There is an insidious bug in subprocess.Popen() caused by io buffering of stdout (possibly stderr). There is a limit of around 65536 characters in the child process io buffer. If the child process writes enough output the child process will "hang" waiting for the buffer to be flushed - a deadlock situation. The authors of subprocess.py seem to believe this is a problem caused by the child, even though a subprocess.flush would be welcome. Pearson Anders pearson,
https://thraxil.org/users/anders/posts/2008/03/13/Subprocess-Hanging-PIPE-is-your-enemy/ Has a simple solution but you have to pay attention. As he says, "tempfile.TemporaryFile() is your friend." In my case I am running an application in a loop to batch process a bunch of files, the code for the solution is:
with tempfile.TemporaryFile() as fout:
sp.run(['gmat', '-m', '-ns', '-x', '-r', str(gmat_args)], \
timeout=cpto, check=True, stdout=fout, stderr=fout)
The fix above still deadlocks after processing about 20 files. An improvement but not good enough, since I need to process hundreds of files in a batch. I came up with the below "crowbar" approach.
proc = sp.Popen(['gmat', '-m', '-ns', '-x', '-r', str(gmat_args)], stdout=sp.PIPE, stderr=sp.STDOUT)
""" Run GMAT for each file in batch.
Arguments:
-m: Start GMAT with a minimized interface.
-ns: Start GMAT without the splash screen showing.
-x: Exit GMAT after running the specified script.
-r: Automatically run the specified script after loading.
Note: The buffer passed to Popen() defaults to io.DEFAULT_BUFFER_SIZE, usually 62526 bytes.
If this is exceeded, the child process hangs with write pending for the buffer to be read.
https://thraxil.org/users/anders/posts/2008/03/13/Subprocess-Hanging-PIPE-is-your-enemy/
"""
try:
(outs, errors) = proc.communicate(cpto)
"""Timeout in cpto seconds if process does not complete."""
except sp.TimeoutExpired as e:
logging.error('GMAT timed out in child process.
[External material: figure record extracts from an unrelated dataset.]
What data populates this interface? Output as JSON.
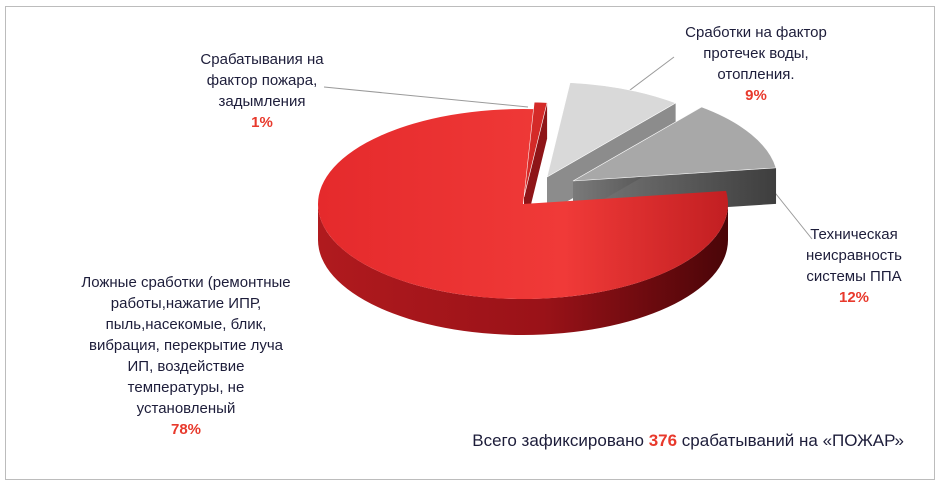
{
  "chart_data": {
    "type": "pie",
    "title": "",
    "slices": [
      {
        "label_lines": [
          "Срабатывания на",
          "фактор пожара,",
          "задымления"
        ],
        "value": 1,
        "value_label": "1%",
        "color": "#d42a28"
      },
      {
        "label_lines": [
          "Сработки на фактор",
          "протечек воды,",
          "отопления."
        ],
        "value": 9,
        "value_label": "9%",
        "color": "#d9d9d9"
      },
      {
        "label_lines": [
          "Техническая",
          "неисравность",
          "системы ППА"
        ],
        "value": 12,
        "value_label": "12%",
        "color": "#a8a8a8"
      },
      {
        "label_lines": [
          "Ложные сработки (ремонтные",
          "работы,нажатие ИПР,",
          "пыль,насекомые, блик,",
          "вибрация, перекрытие луча",
          "ИП, воздействие",
          "температуры, не",
          "установленый"
        ],
        "value": 78,
        "value_label": "78%",
        "color": "#e8262a"
      }
    ]
  },
  "footer": {
    "prefix": "Всего зафиксировано ",
    "count": "376",
    "suffix": " срабатываний на «ПОЖАР»"
  }
}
Time allowed was %s secs, continuing', str(cpto))
logging.info("Process %s being terminated.", str(proc.pid))
proc.kill()
""" The child process is not killed by the system. """
(outs, errors) = proc.communicate()
""" And the stdout buffer must be flushed. """
The basic idea is to kill the process and flush the buffer on each timeout. I moved the TimeoutExpired exception into the batch processing loop so that after killing the process, it continues with the next. This is harmless if the timeout value is sufficient to allow gmat to complete (albeit slower). I find that the code will process from 3 to 20 files before it times out.
This really seems like a bug in subprocess.